Ficou tão trémula que mal podia abrir a gavetinha da cómoda:
Tinha-me esquecido, tinha-me esquecido... - balbuciava. Deu o dinheiro a Joana; e vindo cair sobre a causeuse:
- Estou perdida! - murmurou, apertando as mãos na cabeça.
Tudo descoberto! E representaram-se-lhe logo no espírito, com a intensidade de desenhos negros sobre um muro branco, o furor de Jorge, o espanto dos seus amigos, a indignação de uns, o escárnio dos outros; e estas imagens caindo com ruído na sua alma, como combustíveis numa fogueira, ateavam-lhe desesperadamente o terror.
Que lhe restava? - Fugir com Basílio!
Aquela idéia, a primeira, a única, apossou-se dela impetuosamente, traspassou-a - como a água de uma inundação que subitamente alaga um campo.
Ele tinha-lhe tantas vezes jurado que seriam tão felizes em Paris, no seu apartamento da Rua Saint Florentin! Pois bem, iria! Não levaria malas; poria no seu pequeno saco de marroquim alguma roupa branca, as jóias da mamã... E os criados?
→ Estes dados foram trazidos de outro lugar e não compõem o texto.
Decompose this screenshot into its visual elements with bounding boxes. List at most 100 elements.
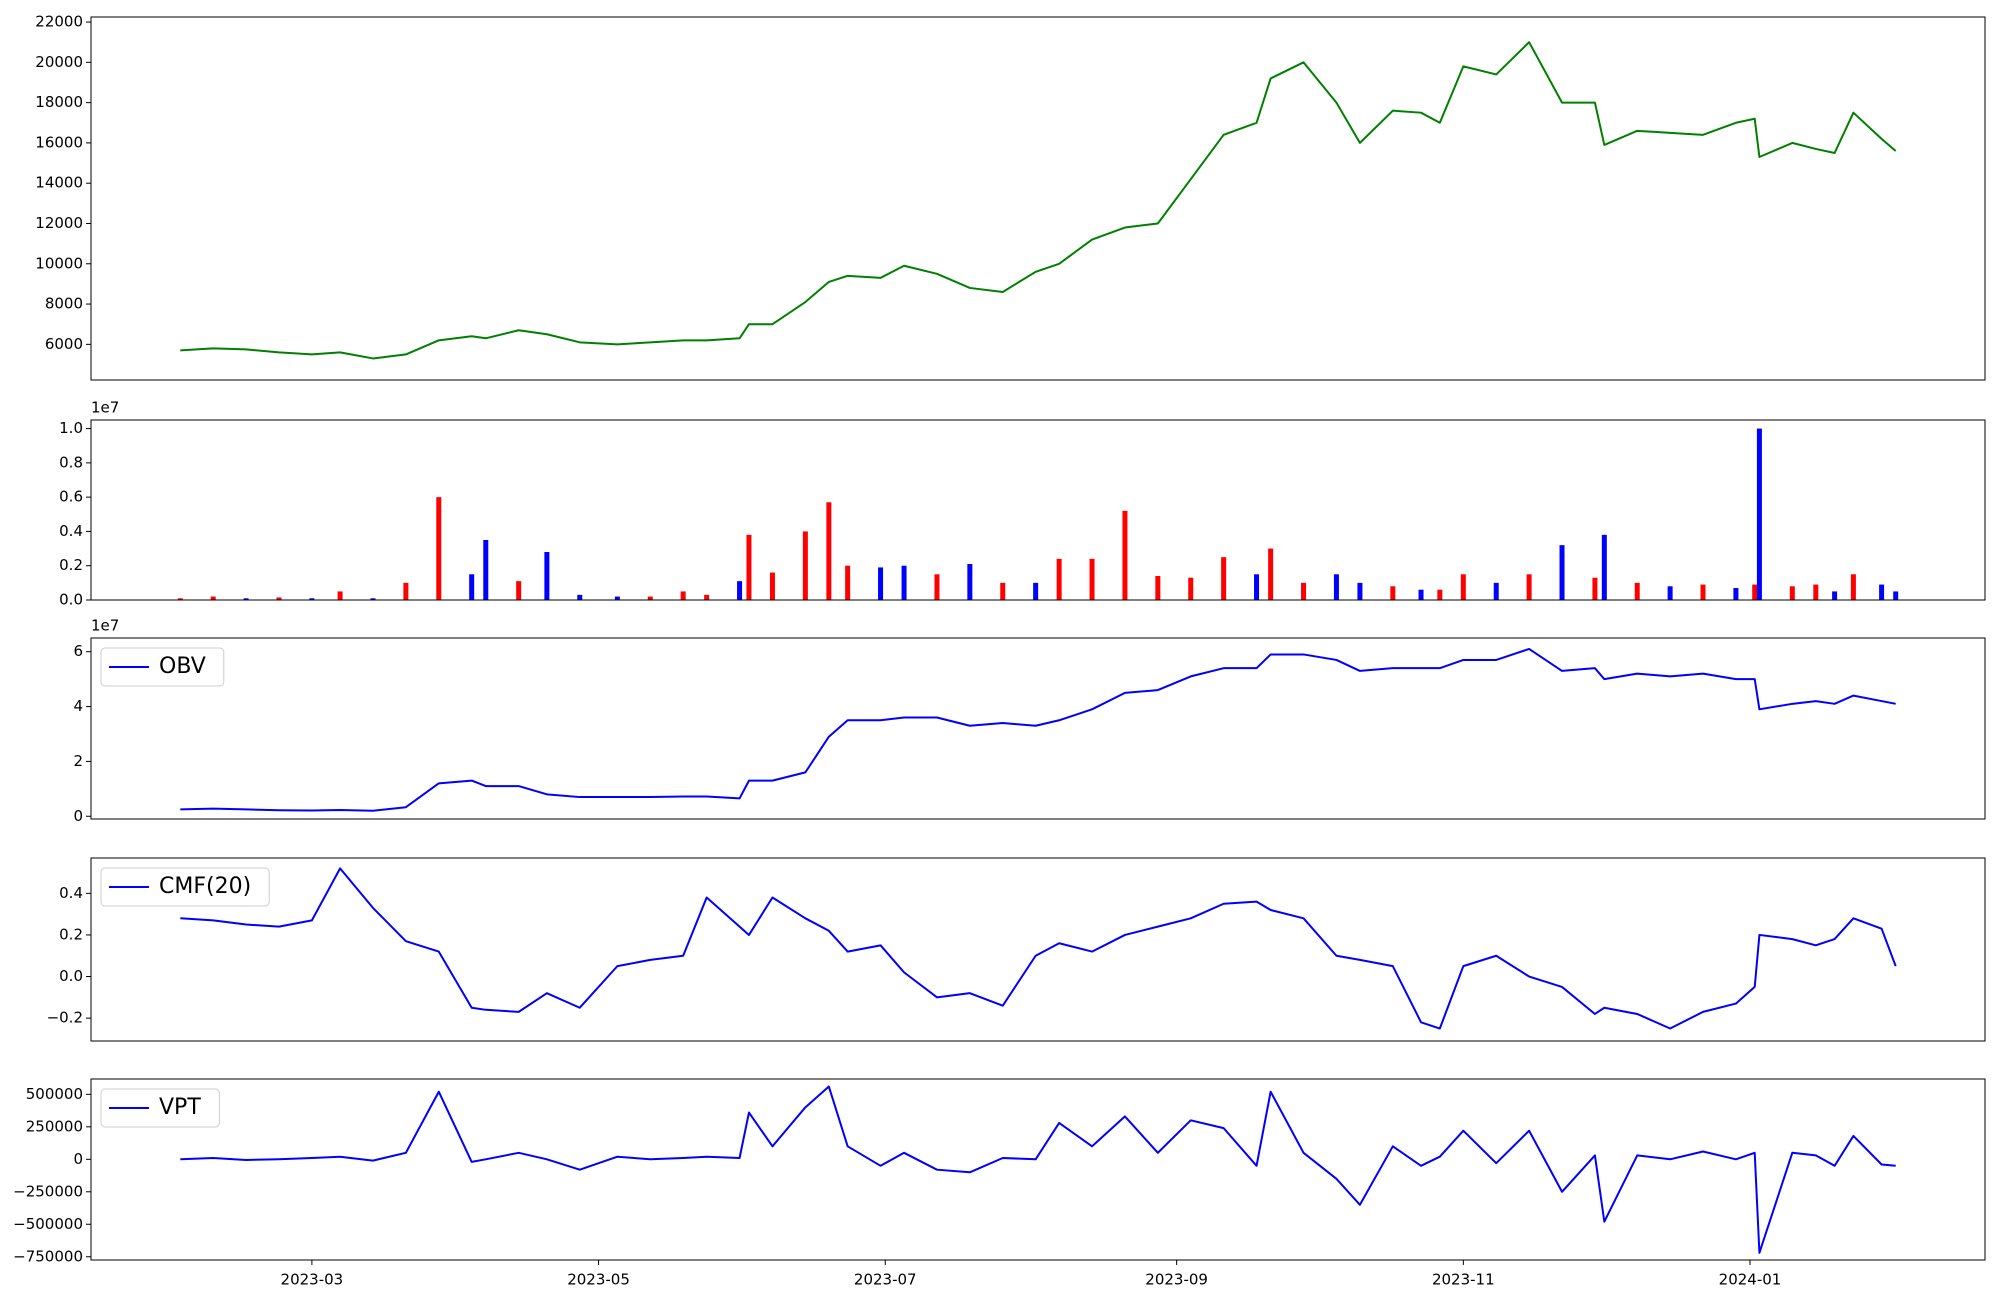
bar (934, 574, 940, 600)
x-tick-label: 2023-03 (281, 1271, 344, 1289)
bar (1592, 577, 1598, 600)
y-tick-label: 4 (73, 697, 83, 715)
y-tick-label: −0.2 (47, 1009, 83, 1027)
bar (1268, 548, 1274, 600)
line (180, 41, 1897, 360)
bar (483, 540, 489, 600)
line (180, 867, 1897, 1030)
legend: CMF(20) (100, 867, 270, 907)
bar (1700, 584, 1706, 600)
bar (276, 597, 282, 600)
bar (1333, 574, 1339, 600)
bar (1418, 589, 1424, 600)
y-tick-label: 10000 (35, 254, 83, 272)
bar (1033, 582, 1039, 600)
bar (1559, 545, 1565, 600)
legend-label: OBV (159, 654, 206, 679)
bar (680, 591, 686, 600)
bar (1733, 588, 1739, 600)
bar (577, 594, 583, 600)
y-tick-label: 0.0 (59, 591, 83, 609)
plot-area (180, 867, 1897, 1030)
bar (1089, 558, 1095, 600)
y-tick-label: 16000 (35, 133, 83, 151)
frame (90, 16, 1986, 381)
plot-area (180, 647, 1896, 812)
bar (802, 531, 808, 600)
bar (469, 574, 475, 600)
bar (704, 594, 710, 600)
bar (337, 591, 343, 600)
bar (1390, 586, 1396, 600)
bar (177, 598, 183, 600)
y-tick-label: 20000 (35, 53, 83, 71)
bar (1893, 591, 1899, 600)
bar (370, 598, 376, 600)
bar (1526, 574, 1532, 600)
bar (309, 598, 315, 600)
bar (614, 596, 620, 600)
bar (845, 565, 851, 600)
bar (1460, 574, 1466, 600)
y-tick-label: 22000 (35, 13, 83, 31)
y-tick-label: 8000 (45, 295, 83, 313)
bar (769, 572, 775, 600)
plot-area (177, 428, 1899, 600)
bar (826, 502, 832, 600)
y-tick-label: 1.0 (59, 419, 83, 437)
offset-label: 1e7 (91, 399, 119, 417)
y-tick-label: 0.6 (59, 488, 83, 506)
bar (746, 534, 752, 600)
bar (1752, 584, 1758, 600)
legend: VPT (100, 1088, 220, 1128)
bar (516, 581, 522, 600)
bar (1188, 577, 1194, 600)
bar (1357, 582, 1363, 600)
bar (901, 565, 907, 600)
legend-box (100, 1088, 220, 1128)
bar (1155, 576, 1161, 600)
plot-area (180, 41, 1897, 360)
line (180, 1085, 1896, 1254)
y-tick-label: 250000 (26, 1117, 83, 1135)
y-tick-label: 12000 (35, 214, 83, 232)
legend-box (100, 867, 270, 907)
bar (1301, 582, 1307, 600)
bar (1667, 586, 1673, 600)
bar (1056, 558, 1062, 600)
y-tick-label: 0 (73, 1150, 83, 1168)
legend-label: CMF(20) (159, 874, 251, 899)
bar (436, 497, 442, 600)
frame (90, 1078, 1986, 1261)
frame (90, 857, 1986, 1042)
y-tick-label: −750000 (13, 1247, 83, 1265)
x-tick-label: 2023-11 (1432, 1271, 1495, 1289)
y-tick-label: 0 (73, 807, 83, 825)
x-tick-label: 2023-09 (1145, 1271, 1208, 1289)
bar (737, 581, 743, 600)
bar (1832, 591, 1838, 600)
bar (1879, 584, 1885, 600)
legend-box (100, 647, 225, 687)
bar (1493, 582, 1499, 600)
bar (1437, 589, 1443, 600)
y-tick-label: −500000 (13, 1215, 83, 1233)
y-tick-label: 0.0 (59, 967, 83, 985)
x-tick-label: 2023-05 (567, 1271, 630, 1289)
frame (90, 419, 1986, 601)
y-tick-label: 2 (73, 752, 83, 770)
bar (403, 582, 409, 600)
bar (1254, 574, 1260, 600)
y-tick-label: 0.4 (59, 884, 83, 902)
y-tick-label: −250000 (13, 1182, 83, 1200)
bar (1850, 574, 1856, 600)
y-tick-label: 18000 (35, 93, 83, 111)
bar (878, 567, 884, 600)
bar (210, 596, 216, 600)
y-tick-label: 0.2 (59, 925, 83, 943)
y-tick-label: 0.4 (59, 522, 83, 540)
bar (544, 552, 550, 600)
y-tick-label: 0.2 (59, 556, 83, 574)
A casa? Deixaria uma carta a Sebastião para que viesse, fechasse tudo!... Levaria na viagem o vestido de riscadinho azul - ou o preto! Mais nada. O resto compra-lo-ia longe, noutras cidades...
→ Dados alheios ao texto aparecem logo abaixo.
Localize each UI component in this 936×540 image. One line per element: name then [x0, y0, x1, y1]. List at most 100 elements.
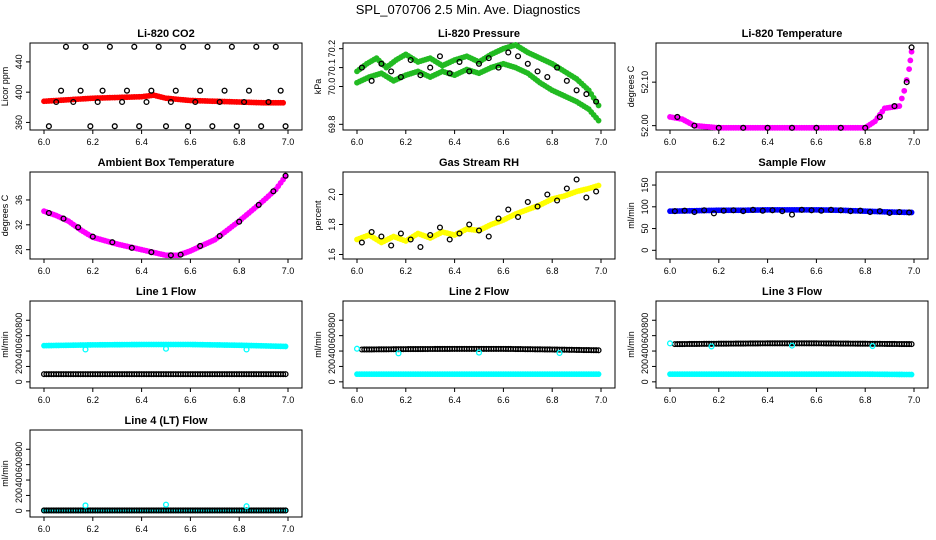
x-tick-label: 6.8	[546, 266, 559, 276]
y-tick-label: 200	[640, 359, 650, 374]
y-tick-label: 800	[14, 313, 24, 328]
data-point	[701, 207, 708, 214]
data-point	[236, 218, 243, 225]
x-tick-label: 6.4	[448, 137, 461, 147]
y-axis-label: ml/min	[626, 331, 636, 358]
chart-panel: Sample Flow ml/min 0 50 100 150 6.0 6.2 6.4 6.6 6.…	[626, 157, 929, 276]
data-point	[243, 503, 250, 510]
data-point	[162, 123, 170, 130]
y-axis-label: Licor ppm	[0, 67, 10, 107]
plot-frame	[655, 42, 929, 131]
data-point	[847, 208, 854, 215]
plot-frame	[342, 42, 616, 131]
series-black	[674, 44, 915, 131]
series-magenta	[41, 173, 289, 259]
data-point	[427, 64, 434, 71]
data-point	[75, 224, 82, 231]
data-point	[524, 60, 531, 67]
y-tick-label: 70.1	[327, 59, 337, 77]
data-point	[769, 207, 776, 214]
data-point	[94, 98, 101, 106]
data-point	[671, 208, 678, 215]
data-point	[466, 221, 473, 228]
x-tick-label: 6.2	[87, 524, 100, 534]
x-tick-label: 6.0	[38, 266, 51, 276]
x-tick-label: 6.2	[713, 266, 726, 276]
data-point	[282, 343, 289, 350]
x-tick-label: 6.6	[184, 524, 197, 534]
data-point	[554, 64, 561, 71]
data-point	[77, 87, 84, 94]
data-point	[172, 87, 179, 94]
data-point	[896, 103, 903, 109]
data-point	[544, 73, 551, 81]
plot-frame	[29, 171, 303, 260]
y-tick-label: 200	[327, 359, 337, 374]
data-point	[583, 194, 590, 201]
data-point	[788, 124, 796, 131]
y-tick-label: 600	[327, 328, 337, 343]
y-axis-label: percent	[313, 200, 323, 231]
series-black	[45, 172, 289, 259]
data-point	[280, 371, 287, 378]
data-point	[45, 209, 52, 217]
data-point	[87, 123, 94, 130]
data-point	[730, 207, 737, 214]
series-cyan	[667, 371, 915, 378]
data-point	[388, 68, 395, 75]
x-tick-label: 6.6	[810, 137, 823, 147]
data-point	[908, 44, 915, 51]
x-tick-label: 7.0	[282, 266, 295, 276]
x-tick-label: 6.2	[713, 395, 726, 405]
x-tick-label: 6.4	[135, 395, 148, 405]
x-tick-label: 6.0	[38, 137, 51, 147]
data-point	[485, 233, 492, 240]
y-tick-label: 0	[14, 508, 24, 513]
data-point	[827, 206, 835, 213]
data-point	[192, 98, 199, 106]
data-point	[896, 208, 903, 216]
data-point	[837, 207, 844, 214]
x-tick-label: 6.0	[351, 137, 364, 147]
chart-panel: Li-820 Temperature degrees C 52.00 52.10 6.0…	[626, 28, 929, 147]
y-tick-label: 1.6	[327, 248, 337, 261]
y-tick-label: 50	[640, 224, 650, 234]
data-point	[869, 342, 876, 350]
x-tick-label: 6.6	[810, 266, 823, 276]
series-red	[41, 92, 287, 106]
series-black	[40, 371, 289, 378]
series-black	[358, 345, 602, 354]
data-point	[818, 207, 825, 214]
x-tick-label: 7.0	[282, 395, 295, 405]
data-point	[573, 176, 580, 183]
data-point	[209, 123, 216, 130]
plot-frame	[655, 300, 929, 389]
x-tick-label: 7.0	[282, 137, 295, 147]
series-black	[45, 43, 289, 130]
x-tick-label: 6.0	[664, 395, 677, 405]
x-tick-label: 7.0	[908, 266, 921, 276]
page-title: SPL_070706 2.5 Min. Ave. Diagnostics	[355, 2, 581, 17]
x-tick-label: 6.6	[810, 395, 823, 405]
series-green	[354, 41, 602, 109]
chart-title: Gas Stream RH	[439, 157, 519, 169]
data-point	[258, 123, 265, 130]
y-tick-label: 400	[327, 344, 337, 359]
y-axis-label: degrees C	[0, 194, 10, 236]
series-black	[671, 340, 915, 348]
x-tick-label: 6.2	[87, 266, 100, 276]
y-tick-label: 360	[14, 115, 24, 130]
data-point	[241, 98, 248, 106]
data-point	[53, 98, 60, 106]
data-point	[475, 227, 483, 234]
x-tick-label: 6.4	[135, 137, 148, 147]
data-point	[162, 501, 170, 508]
data-point	[720, 207, 727, 214]
data-point	[898, 95, 905, 102]
plot-frame	[29, 429, 303, 518]
y-tick-label: 400	[14, 85, 24, 100]
data-point	[177, 251, 184, 258]
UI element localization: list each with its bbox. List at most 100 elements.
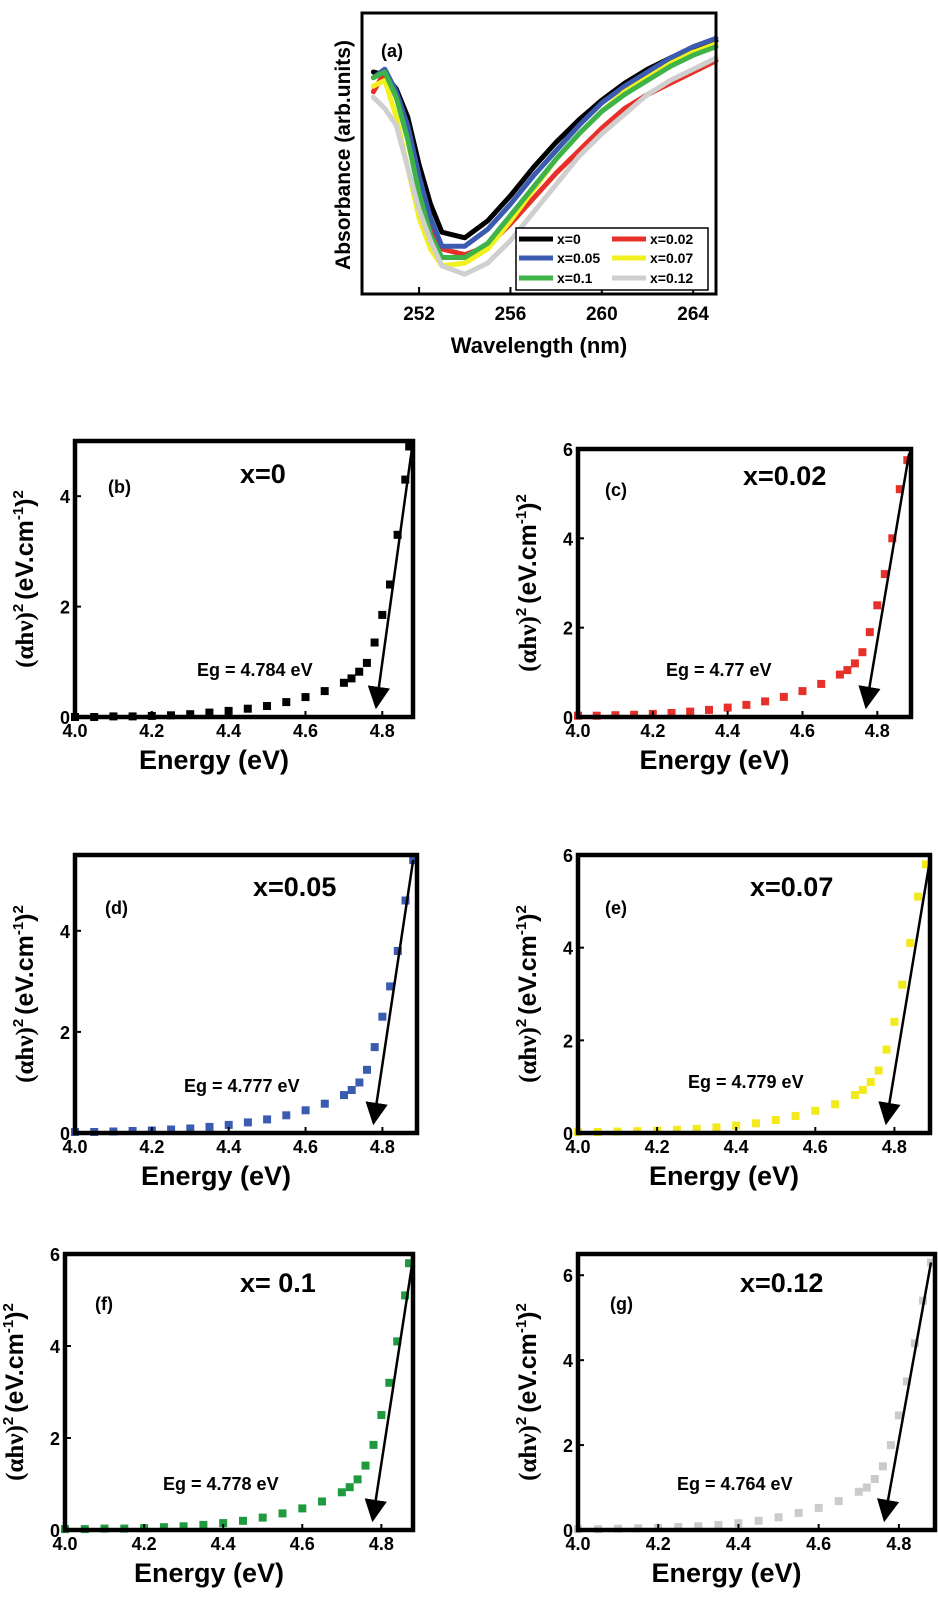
x-tick-label: 4.0: [62, 1137, 87, 1157]
x-tick-label: 4.4: [211, 1534, 236, 1554]
data-point: [862, 1483, 871, 1492]
panel-label: (d): [105, 898, 128, 918]
data-point: [922, 860, 930, 869]
y-tick-label: 2: [563, 619, 573, 639]
x-axis-label: Energy (eV): [134, 1558, 284, 1588]
x-tick-label: 4.8: [886, 1534, 911, 1554]
plot-frame: [575, 852, 933, 1136]
y-tick-label: 4: [60, 922, 70, 942]
data-point: [369, 1440, 378, 1449]
data-point: [761, 697, 770, 706]
data-point: [714, 1520, 723, 1529]
legend-label: x=0.1: [557, 270, 593, 286]
y-label-close: ): [514, 502, 542, 510]
x-tick-label: 260: [586, 304, 618, 325]
data-point: [732, 1121, 741, 1130]
x-axis-label: Energy (eV): [651, 1558, 801, 1588]
y-label-unit: (eV.cm: [514, 524, 542, 604]
x-tick-label: 4.4: [726, 1534, 751, 1554]
y-label-unit: (eV.cm: [1, 1333, 29, 1413]
data-point: [850, 659, 859, 668]
y-tick-label: 2: [60, 1023, 70, 1043]
x-tick-label: 4.2: [645, 1137, 670, 1157]
data-point: [898, 980, 907, 989]
data-point: [405, 442, 414, 451]
data-point: [854, 1487, 863, 1496]
y-label-close: ): [11, 498, 39, 506]
data-point: [243, 704, 252, 713]
panel-a: 252 256 260 264 Wavelength (nm) Absorbance (a…: [332, 11, 719, 358]
data-point: [910, 1339, 919, 1348]
y-axis-label: (αhν)2(eV.cm-1)2: [513, 1303, 542, 1481]
x-tick-label: 4.2: [139, 1137, 164, 1157]
x-tick-label: 4.6: [806, 1534, 831, 1554]
panel-label: (a): [381, 41, 403, 61]
y-label-sup: -1: [513, 922, 530, 935]
data-point: [186, 710, 195, 719]
data-point: [686, 707, 695, 716]
data-point: [882, 1045, 891, 1054]
fit-arrow: [878, 859, 932, 1126]
data-point: [386, 580, 394, 589]
data-point: [205, 708, 214, 717]
data-point: [199, 1520, 208, 1529]
data-point: [377, 1411, 386, 1419]
x-tick-label: 4.6: [293, 721, 318, 741]
eg-annotation: Eg = 4.779 eV: [688, 1072, 804, 1092]
data-point: [393, 1337, 402, 1346]
y-tick-label: 4: [50, 1337, 60, 1357]
y-label-sup: -1: [0, 1320, 17, 1333]
data-point: [378, 1012, 387, 1021]
series-line-x=0.12: [370, 55, 719, 277]
data-point: [362, 658, 371, 667]
fit-arrow: [876, 1262, 933, 1523]
data-point: [301, 1106, 310, 1115]
data-point: [754, 1516, 763, 1525]
legend-label: x=0: [557, 231, 581, 247]
data-point: [239, 1516, 247, 1525]
x-axis-label: Energy (eV): [141, 1161, 291, 1191]
y-label-sup: 2: [513, 1303, 530, 1311]
data-point: [886, 1441, 895, 1450]
data-point: [263, 702, 271, 710]
data-point: [858, 1085, 867, 1094]
x-tick-label: 4.0: [565, 1534, 590, 1554]
panel-title: x= 0.1: [240, 1268, 316, 1298]
data-point: [672, 1125, 681, 1134]
data-point: [378, 610, 387, 619]
y-tick-label: 0: [563, 1521, 573, 1541]
data-point: [866, 1078, 875, 1086]
data-point: [791, 1111, 800, 1120]
data-point: [888, 534, 897, 543]
data-point: [363, 1065, 371, 1074]
data-point: [258, 1513, 267, 1522]
x-axis-label: Energy (eV): [139, 745, 289, 775]
panel-title: x=0.02: [743, 461, 826, 491]
x-tick-label: 4.4: [724, 1137, 749, 1157]
y-tick-label: 0: [60, 1124, 70, 1144]
fit-arrow: [365, 859, 415, 1126]
y-label-main: (αhν): [12, 1027, 39, 1083]
data-point: [301, 693, 310, 702]
y-label-sup: 2: [0, 1417, 17, 1425]
y-label-sup: 2: [513, 494, 530, 502]
fit-arrow: [364, 1258, 415, 1523]
legend-label: x=0.02: [650, 231, 693, 247]
y-tick-label: 2: [563, 1436, 573, 1456]
plot-frame: [72, 438, 416, 720]
data-point: [890, 1017, 899, 1026]
y-axis-label: (αhν)2(eV.cm-1)2: [10, 905, 39, 1083]
data-point: [878, 1462, 887, 1471]
x-tick-label: 264: [677, 304, 709, 325]
y-axis-label: (αhν)2(eV.cm-1)2: [513, 905, 542, 1083]
data-point: [361, 1461, 370, 1470]
panel-title: x=0.05: [253, 872, 336, 902]
data-point: [298, 1504, 307, 1513]
data-point: [752, 1119, 760, 1128]
data-point: [393, 947, 402, 955]
y-label-sup: -1: [513, 1320, 530, 1333]
data-point: [405, 1259, 413, 1268]
legend: x=0 x=0.02 x=0.05 x=0.07 x=0.1 x=0.12: [515, 227, 709, 291]
data-point: [337, 1488, 346, 1497]
x-tick-label: 4.2: [139, 721, 164, 741]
- Se a senhora quer vir jantar... - disse Joana à porta do quarto.
Tinha posto um avental branco, e acrescentou:
A Sra. Juliana está deitada, diz que está com a dor, não pode servir à mesa.
- Já vou.
Tomou apenas uma colher de sopa, bebeu um grande gole de água; e erguendo-se:
- Que tem ela?
- Diz que é uma dor muito forte no coração.
Se morresse! Estava salva, ela! Podia ficar, então! E com uma esperança perversa:
- Vá ver, Joana, vá ver como está!
Tinha ouvido de tantas pessoas que morrem de uma dor! Iria logo ao quarto dela rebuscar-lhe a arca, apossar-se da carta! E não teria medo do silêncio da morte, fiem da lividez do cadáver.